JAKARTA, iNewsTangsel.id - Dampak krisis iklim dirasakan semakin menguat seiring meningkatnya intensitas cuaca ekstrem dan bencana hidrometeorologi seperti banjir, longsor, kebakaran hutan hingga abrasi pantai. Sejumlah wilayah pesisir dan sentra ekonomi rakyat mulai menunjukkan kondisi memprihatinkan akibat perubahan iklim yang terus bereskalasi.
Daerah Muara Gembong di Kabupaten Bekasi, misalnya, yang dahulu dikenal sebagai kawasan pesisir subur, kini tergerus abrasi hingga beberapa desa terancam tenggelam. Sementara di Semarang, Jawa Tengah, banjir rob yang terjadi berulang mengakibatkan kerugian ekonomi yang signifikan bagi pelaku usaha lokal.

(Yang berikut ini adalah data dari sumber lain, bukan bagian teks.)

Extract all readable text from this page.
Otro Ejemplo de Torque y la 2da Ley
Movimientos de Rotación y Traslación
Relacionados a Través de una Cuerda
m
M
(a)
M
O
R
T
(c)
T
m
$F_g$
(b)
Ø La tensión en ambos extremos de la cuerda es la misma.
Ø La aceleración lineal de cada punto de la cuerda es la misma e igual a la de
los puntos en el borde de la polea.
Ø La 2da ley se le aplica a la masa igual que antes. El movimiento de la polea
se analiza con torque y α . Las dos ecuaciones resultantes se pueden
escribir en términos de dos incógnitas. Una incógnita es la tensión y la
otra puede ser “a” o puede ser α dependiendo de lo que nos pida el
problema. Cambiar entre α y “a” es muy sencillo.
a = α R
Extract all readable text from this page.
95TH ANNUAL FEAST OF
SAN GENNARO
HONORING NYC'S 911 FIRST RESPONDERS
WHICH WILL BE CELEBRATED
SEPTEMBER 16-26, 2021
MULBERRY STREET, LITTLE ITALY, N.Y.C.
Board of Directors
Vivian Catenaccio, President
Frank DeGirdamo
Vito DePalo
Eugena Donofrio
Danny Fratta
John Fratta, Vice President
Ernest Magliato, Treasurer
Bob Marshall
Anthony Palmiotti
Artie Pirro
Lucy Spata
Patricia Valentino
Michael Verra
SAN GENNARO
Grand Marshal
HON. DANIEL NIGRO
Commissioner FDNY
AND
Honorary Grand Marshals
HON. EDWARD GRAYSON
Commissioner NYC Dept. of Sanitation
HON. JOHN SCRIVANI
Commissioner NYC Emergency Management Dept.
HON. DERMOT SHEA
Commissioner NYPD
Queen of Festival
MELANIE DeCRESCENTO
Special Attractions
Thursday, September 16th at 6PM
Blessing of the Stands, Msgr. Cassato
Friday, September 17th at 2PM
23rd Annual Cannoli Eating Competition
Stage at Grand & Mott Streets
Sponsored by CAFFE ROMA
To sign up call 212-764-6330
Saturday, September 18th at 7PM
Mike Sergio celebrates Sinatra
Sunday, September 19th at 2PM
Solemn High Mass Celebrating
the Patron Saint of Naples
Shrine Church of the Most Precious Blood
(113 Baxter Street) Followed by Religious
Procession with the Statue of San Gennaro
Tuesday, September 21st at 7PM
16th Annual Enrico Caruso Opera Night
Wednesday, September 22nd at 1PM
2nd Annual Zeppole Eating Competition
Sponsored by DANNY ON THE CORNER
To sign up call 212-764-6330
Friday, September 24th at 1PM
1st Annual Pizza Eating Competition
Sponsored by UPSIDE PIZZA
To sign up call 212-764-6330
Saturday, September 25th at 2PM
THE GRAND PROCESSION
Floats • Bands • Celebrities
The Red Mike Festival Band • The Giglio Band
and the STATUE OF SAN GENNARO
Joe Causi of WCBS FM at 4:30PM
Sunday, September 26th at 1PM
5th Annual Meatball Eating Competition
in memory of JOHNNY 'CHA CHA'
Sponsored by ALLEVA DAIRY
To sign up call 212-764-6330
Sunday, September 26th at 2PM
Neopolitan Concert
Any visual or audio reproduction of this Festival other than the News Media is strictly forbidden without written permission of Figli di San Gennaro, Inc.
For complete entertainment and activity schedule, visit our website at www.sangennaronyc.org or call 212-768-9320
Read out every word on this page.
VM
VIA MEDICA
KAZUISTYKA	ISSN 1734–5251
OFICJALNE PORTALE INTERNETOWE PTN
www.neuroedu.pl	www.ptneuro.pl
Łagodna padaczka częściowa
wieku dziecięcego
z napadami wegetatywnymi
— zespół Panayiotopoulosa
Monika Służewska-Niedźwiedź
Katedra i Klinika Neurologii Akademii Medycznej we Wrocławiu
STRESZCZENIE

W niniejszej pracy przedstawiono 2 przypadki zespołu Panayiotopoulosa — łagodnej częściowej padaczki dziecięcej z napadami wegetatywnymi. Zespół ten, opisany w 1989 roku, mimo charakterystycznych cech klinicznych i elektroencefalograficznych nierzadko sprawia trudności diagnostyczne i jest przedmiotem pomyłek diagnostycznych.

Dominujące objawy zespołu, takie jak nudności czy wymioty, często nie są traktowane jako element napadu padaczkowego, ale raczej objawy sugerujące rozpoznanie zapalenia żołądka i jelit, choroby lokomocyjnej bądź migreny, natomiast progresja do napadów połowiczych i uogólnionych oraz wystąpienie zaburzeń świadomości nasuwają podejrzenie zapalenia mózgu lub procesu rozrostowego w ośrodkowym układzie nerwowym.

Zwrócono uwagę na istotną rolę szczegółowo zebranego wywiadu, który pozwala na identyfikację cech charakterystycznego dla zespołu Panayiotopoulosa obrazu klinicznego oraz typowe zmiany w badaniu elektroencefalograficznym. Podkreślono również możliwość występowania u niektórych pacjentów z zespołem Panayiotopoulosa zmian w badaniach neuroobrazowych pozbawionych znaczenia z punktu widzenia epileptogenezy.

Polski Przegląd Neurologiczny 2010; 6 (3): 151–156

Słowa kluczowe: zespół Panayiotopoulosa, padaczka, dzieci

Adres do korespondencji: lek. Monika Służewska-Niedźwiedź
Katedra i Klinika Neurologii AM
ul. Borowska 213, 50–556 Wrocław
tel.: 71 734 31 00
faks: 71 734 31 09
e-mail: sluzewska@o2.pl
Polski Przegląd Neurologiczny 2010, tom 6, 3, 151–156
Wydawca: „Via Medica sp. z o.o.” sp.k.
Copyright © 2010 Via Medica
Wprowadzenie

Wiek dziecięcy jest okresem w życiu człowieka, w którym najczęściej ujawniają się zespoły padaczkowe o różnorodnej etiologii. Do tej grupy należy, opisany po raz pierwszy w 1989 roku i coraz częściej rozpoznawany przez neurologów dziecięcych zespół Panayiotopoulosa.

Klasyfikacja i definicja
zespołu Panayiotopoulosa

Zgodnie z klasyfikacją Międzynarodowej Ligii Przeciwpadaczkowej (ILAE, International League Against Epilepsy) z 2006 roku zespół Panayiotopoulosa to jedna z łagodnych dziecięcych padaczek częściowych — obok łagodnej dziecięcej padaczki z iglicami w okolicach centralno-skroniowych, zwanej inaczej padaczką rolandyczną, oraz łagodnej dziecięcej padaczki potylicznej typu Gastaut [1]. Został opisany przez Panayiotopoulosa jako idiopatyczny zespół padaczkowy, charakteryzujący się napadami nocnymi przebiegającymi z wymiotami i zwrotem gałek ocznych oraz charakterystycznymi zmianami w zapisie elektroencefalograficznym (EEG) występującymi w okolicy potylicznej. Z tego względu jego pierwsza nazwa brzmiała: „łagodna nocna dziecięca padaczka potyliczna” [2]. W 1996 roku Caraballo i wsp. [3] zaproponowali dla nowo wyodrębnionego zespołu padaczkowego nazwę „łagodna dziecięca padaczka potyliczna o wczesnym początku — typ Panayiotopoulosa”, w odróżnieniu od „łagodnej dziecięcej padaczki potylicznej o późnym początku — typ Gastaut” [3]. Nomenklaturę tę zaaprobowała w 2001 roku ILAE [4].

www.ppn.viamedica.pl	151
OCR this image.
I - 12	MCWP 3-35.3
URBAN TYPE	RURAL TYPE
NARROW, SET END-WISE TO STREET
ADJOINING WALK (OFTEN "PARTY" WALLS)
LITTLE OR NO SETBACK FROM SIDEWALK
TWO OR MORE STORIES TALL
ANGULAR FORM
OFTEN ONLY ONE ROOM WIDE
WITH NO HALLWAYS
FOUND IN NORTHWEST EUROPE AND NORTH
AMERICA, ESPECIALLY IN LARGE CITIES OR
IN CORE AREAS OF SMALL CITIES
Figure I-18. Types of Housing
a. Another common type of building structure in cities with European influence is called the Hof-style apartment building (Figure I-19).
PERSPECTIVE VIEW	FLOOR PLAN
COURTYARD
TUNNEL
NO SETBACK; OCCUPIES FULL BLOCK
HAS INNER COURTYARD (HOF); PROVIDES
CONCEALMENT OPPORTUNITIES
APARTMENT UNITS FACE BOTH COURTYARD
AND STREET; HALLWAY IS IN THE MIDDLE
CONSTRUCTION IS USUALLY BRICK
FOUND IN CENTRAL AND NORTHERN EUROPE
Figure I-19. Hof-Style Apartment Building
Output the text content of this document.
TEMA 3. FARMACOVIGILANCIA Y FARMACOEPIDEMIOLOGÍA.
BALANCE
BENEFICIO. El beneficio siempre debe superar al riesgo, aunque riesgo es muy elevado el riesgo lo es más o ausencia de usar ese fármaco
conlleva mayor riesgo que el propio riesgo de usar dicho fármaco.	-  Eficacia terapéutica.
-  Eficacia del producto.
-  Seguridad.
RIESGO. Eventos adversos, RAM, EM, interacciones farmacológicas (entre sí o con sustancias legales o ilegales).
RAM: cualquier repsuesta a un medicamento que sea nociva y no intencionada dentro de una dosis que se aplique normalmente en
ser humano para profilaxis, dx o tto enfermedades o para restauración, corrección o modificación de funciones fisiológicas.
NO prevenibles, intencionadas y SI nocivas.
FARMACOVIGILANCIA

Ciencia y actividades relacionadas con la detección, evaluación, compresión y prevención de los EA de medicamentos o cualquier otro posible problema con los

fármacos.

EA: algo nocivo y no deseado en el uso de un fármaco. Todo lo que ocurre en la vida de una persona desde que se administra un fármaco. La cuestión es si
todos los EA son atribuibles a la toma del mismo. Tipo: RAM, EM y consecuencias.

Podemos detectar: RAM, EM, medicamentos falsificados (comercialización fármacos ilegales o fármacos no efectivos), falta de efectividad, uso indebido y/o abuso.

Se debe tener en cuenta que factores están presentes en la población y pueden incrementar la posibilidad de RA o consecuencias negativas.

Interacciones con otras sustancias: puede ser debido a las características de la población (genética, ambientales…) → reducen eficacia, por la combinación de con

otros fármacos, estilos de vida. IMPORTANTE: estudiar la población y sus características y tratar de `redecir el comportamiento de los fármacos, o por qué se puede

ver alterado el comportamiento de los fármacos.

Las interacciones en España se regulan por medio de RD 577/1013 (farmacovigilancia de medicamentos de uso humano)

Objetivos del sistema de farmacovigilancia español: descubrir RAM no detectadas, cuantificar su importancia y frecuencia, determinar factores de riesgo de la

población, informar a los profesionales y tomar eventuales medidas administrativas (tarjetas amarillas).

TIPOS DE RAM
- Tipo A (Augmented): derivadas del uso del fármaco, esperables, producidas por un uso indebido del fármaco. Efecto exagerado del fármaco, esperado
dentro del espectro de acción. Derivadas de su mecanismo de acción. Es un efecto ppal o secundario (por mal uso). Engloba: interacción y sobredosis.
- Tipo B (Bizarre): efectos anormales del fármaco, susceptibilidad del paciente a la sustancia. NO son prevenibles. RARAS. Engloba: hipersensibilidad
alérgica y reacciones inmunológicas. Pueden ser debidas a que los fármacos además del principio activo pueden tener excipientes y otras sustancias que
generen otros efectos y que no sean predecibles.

Fenomena serupa juga terjadi di berbagai belahan dunia. Gelombang panas ekstrem (heat wave) dilaporkan melanda Asia, Eropa, dan Amerika dengan jumlah korban jiwa yang meningkat setiap tahun. Di Italia, sekitar 19 ribu orang meninggal akibat suhu ekstrem pada pertengahan musim panas 2024. Secara global, lebih dari 500 ribu orang tercatat meninggal setiap tahun akibat dampak gelombang panas ini. Sekretaris Jenderal PBB Antonio Guterres bahkan menyebut dunia telah memasuki era “global boiling” atau pemanasan melampaui batas toleransi ekosistem.
Dalam konteks penanganan perubahan iklim, sejumlah kebijakan mitigasi dinilai belum sepenuhnya berkeadilan. Banyak upaya pengurangan emisi dan penyesuaian standar ramah lingkungan justru berpotensi menambah beban biaya pada Usaha Mikro, Kecil, dan Menengah (UMKM) yang daya tahannya terbatas.
Terkait perubahan iklim tersebut, Islamic Relief Indonesia bekerja sama dengan UNOCHA menyelenggarakan Dialog Talanoa membahas dampak peningkatan krisis iklim dan transisi menuju ekonomi hijau terhadap kelompok usaha mikro, kecil, dan menengah (UMKM).